Кита впервые охватило это чувство: нахлынувшая необходимость в страстной речи, в стихах, в признаниях, в слезах нежности — прежде всего в исповеди. Все законно, все утверждено. Он до боли влюблен в Шехерезаду. Однако эти абстрактные обожания были частью его прошлого, и теперь он уже понимал, что в состоянии с ними справиться. Прочистив горло, он сказал:
— Он действительно слегка надоедает. Но я не против.
Она подняла глаза на окраину поля, где паслись три лошади.
— Лили говорит, ты мух ненавидишь.
— Верно.
— В Африке, — произнесла она в профиль, — целый день смотришь на эти бедные черные лица. У них мухи на щеках и на губах. Даже в глазах. А они их не отгоняют. Привыкли к ним, наверное, вот и все. Люди к ним привыкают. А лошади — никогда. Погляди на их хвосты.
И конечно, он наблюдал, как она повернулась и двинулась прочь: мужские шорты цвета хаки, мужская белая рубашка, лишь наполовину заправленная, прямая походка. Рубашка ее была сырая, а на ключицах лежали стебельки травы. Стебельки травы поблескивали в ее волосах. Он откинулся. Лягушки, сосредоточившиеся в мокрой почве между огражденными клумбами, булькали и удовлетворенно ворчали.
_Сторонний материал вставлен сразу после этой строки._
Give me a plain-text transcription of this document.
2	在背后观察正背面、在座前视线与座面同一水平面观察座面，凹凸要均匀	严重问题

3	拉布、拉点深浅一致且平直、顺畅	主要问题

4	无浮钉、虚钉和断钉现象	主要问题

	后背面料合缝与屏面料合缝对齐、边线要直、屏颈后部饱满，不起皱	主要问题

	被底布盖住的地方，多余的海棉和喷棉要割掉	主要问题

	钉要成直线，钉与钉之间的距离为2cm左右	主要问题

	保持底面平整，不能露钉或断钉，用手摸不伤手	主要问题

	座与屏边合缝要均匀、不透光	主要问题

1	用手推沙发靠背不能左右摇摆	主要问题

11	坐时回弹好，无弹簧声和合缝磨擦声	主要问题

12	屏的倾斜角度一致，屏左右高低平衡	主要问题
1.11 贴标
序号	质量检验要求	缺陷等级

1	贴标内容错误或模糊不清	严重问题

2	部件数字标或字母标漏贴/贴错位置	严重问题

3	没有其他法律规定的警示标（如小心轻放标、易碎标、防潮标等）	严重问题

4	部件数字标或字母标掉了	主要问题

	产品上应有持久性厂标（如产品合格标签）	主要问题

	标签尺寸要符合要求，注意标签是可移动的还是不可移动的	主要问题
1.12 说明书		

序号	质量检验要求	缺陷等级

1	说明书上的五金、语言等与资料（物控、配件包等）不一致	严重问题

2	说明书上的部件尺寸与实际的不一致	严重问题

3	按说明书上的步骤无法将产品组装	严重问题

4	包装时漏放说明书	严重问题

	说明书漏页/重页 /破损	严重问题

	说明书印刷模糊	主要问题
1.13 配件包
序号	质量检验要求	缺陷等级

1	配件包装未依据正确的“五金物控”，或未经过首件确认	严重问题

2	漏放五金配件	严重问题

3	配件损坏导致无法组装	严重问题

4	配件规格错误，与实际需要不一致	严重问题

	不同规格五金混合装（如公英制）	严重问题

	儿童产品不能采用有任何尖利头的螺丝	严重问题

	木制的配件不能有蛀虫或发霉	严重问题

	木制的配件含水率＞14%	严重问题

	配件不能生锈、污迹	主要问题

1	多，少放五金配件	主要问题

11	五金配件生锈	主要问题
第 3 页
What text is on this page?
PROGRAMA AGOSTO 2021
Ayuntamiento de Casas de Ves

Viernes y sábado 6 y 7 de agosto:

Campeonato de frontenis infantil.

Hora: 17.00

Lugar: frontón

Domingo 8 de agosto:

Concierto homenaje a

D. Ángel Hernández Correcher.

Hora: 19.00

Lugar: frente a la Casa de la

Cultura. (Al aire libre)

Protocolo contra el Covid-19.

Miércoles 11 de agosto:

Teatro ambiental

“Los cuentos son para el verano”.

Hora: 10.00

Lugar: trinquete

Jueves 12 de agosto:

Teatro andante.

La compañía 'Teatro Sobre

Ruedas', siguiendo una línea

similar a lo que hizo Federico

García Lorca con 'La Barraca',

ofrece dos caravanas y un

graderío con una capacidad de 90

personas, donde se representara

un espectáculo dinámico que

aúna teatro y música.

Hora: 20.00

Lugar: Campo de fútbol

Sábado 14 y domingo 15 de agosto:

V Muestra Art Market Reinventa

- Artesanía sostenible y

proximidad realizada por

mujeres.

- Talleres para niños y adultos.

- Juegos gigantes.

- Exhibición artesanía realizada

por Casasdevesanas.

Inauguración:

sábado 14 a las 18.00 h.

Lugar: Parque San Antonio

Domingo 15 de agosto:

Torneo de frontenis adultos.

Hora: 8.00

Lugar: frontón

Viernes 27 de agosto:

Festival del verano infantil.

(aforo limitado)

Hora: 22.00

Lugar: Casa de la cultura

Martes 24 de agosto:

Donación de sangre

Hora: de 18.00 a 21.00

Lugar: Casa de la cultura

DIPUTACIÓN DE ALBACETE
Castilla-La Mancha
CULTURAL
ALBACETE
Это доходило до его ушей словно ступор самоудовлетворенности — будто кучка толстых стариков разбирает по пунктам всю свою жизнь, честно и прибыльно прожитую. Лягушки в своем мелком болоте, в своем ступоре.
В безвкусном жилище вяза смеялись желтые птицы. Выше — вороны, с лицами изголодавшимися и озлобленными, лицами наполовину вырезанными, выгрызенными (ему представились черные кони на шахматной доске). Еще выше — достойные Гомера старатели высших сфер, плотные и твердые, словно магниты, в строю, похожем на острие копья, нацеленное на землю где-то далеко за горизонтом.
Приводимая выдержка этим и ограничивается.